Earlier this week, St-Amand was declared not criminally responsible for the deaths of the two children who died and the injuries suffered by six other children. Superior Court Justice Éric Downs delivered the decision on Tuesday after hearing and reading evidence provided by two psychiatrists who found St-Amand was suffering from a psychosis and was unable to tell right from wrong on Feb. 8, 2023 when he brought the bus into the daycare's parking lot, aimed it at the facade and accelerated it before it crashed.
Downs ordered that St-Amand remain detained at the Philippe-Pinel Institute for the time being. He will later hear arguments on whether St-Amand can be considered a 'high risk accused,' a term from the Criminal Code that would make it more difficult for him to be released from detention.
St-Amand appeared emotional at times while the statements were read. At other times he appeared to be tired as he stared at the space in front of him while he sat in the prisoner's dock of the courtroom. He is now balder than he was when two photos, published by many media, were taken of him sometime before the tragedy. He wears glasses and there is a lot of grey in his hair.
Some of the people delivered their own statements while others who found it too difficult had them read by another person. Some made mention of feeling 'abandoned by the system' that allowed St-Armand to avoid being tried on two second-degree murder charges and other charges related to the children who were injured.
Instead of having a murder trial before a jury, St-Amand had a trial before a judge alone to determine whether he could be found not criminally responsible.
The first to give a statement was Marie-Christine Cloutier, the mother of Jacob Gauthier, one of the children killed in the crash. Cloutier gave her statement through a video conference from another country.
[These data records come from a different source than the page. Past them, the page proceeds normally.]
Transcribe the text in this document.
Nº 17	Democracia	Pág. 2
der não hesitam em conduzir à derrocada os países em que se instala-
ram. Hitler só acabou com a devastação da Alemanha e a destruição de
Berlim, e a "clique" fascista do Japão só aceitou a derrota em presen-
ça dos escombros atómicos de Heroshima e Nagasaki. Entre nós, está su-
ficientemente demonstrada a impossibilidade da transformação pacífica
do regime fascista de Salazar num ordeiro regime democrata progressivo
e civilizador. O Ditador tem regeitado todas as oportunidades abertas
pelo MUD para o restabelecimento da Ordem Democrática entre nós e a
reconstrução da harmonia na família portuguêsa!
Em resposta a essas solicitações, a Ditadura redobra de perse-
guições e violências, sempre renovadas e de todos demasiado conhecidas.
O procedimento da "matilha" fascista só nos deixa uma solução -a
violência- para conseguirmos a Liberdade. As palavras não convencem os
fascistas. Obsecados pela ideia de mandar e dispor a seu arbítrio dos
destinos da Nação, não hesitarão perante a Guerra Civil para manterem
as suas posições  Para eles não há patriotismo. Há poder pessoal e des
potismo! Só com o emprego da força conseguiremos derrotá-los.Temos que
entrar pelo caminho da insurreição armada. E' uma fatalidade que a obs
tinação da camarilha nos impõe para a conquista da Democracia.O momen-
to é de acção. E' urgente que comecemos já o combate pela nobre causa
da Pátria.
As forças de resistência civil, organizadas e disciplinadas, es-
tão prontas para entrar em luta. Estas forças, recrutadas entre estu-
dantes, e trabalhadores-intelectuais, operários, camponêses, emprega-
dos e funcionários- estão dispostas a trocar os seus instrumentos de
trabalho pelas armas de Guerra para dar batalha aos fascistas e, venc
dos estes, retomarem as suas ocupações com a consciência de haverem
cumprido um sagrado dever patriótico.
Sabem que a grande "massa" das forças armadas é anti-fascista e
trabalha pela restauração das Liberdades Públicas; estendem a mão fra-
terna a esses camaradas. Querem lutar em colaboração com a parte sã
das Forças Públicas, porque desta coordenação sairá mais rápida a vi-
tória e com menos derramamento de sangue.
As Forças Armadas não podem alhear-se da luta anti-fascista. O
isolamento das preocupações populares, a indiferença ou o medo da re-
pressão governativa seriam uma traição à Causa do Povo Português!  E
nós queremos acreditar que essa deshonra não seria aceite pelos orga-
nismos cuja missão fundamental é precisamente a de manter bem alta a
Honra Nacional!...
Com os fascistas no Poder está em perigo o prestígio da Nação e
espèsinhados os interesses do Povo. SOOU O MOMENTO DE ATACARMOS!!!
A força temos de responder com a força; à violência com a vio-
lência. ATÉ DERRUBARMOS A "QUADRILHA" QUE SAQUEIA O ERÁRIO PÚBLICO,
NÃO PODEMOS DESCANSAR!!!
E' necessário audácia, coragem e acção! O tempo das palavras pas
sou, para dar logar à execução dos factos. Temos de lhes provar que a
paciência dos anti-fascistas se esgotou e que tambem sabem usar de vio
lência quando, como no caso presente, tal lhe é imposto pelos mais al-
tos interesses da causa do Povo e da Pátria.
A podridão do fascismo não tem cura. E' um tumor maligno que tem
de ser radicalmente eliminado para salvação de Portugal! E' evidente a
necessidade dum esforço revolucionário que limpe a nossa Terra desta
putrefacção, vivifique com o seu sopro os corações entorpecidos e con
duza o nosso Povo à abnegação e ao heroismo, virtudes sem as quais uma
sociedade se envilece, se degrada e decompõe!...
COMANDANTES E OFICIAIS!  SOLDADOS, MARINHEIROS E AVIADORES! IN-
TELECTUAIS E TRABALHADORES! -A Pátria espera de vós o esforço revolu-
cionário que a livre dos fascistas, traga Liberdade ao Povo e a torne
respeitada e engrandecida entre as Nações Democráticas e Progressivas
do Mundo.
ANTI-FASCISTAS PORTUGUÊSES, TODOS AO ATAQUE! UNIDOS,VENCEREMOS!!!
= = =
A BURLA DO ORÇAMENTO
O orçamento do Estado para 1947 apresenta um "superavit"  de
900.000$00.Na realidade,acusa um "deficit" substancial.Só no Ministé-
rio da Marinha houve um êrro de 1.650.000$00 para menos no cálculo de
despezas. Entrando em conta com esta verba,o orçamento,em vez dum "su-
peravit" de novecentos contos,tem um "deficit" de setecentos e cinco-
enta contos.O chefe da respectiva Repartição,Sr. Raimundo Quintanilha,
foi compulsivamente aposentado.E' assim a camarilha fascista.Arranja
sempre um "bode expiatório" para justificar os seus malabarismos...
The distance first appeared to help her, but she eventually broke down and cried while she spoke about losing her son.
'I still tell this story like it is not mine,' Cloutier said. 'I have not accepted the death of my son.
'I will always be the mother of a boy who was killed by a Laval city bus driver.'
Prosecutor Karine Dalphond read several statements from the relatives into the court record.
One of the mothers of the injured children described the permanent injuries her child was left with and how she feels the justice system 'let us all fall.'
'The physical injuries were just the start,' the mother wrote, adding that her child still has fears of being left alone.
She also described how she lost her job because she was working on a contract when the tragedy occurred and she spent days being at her child's side during a long stay at a hospital.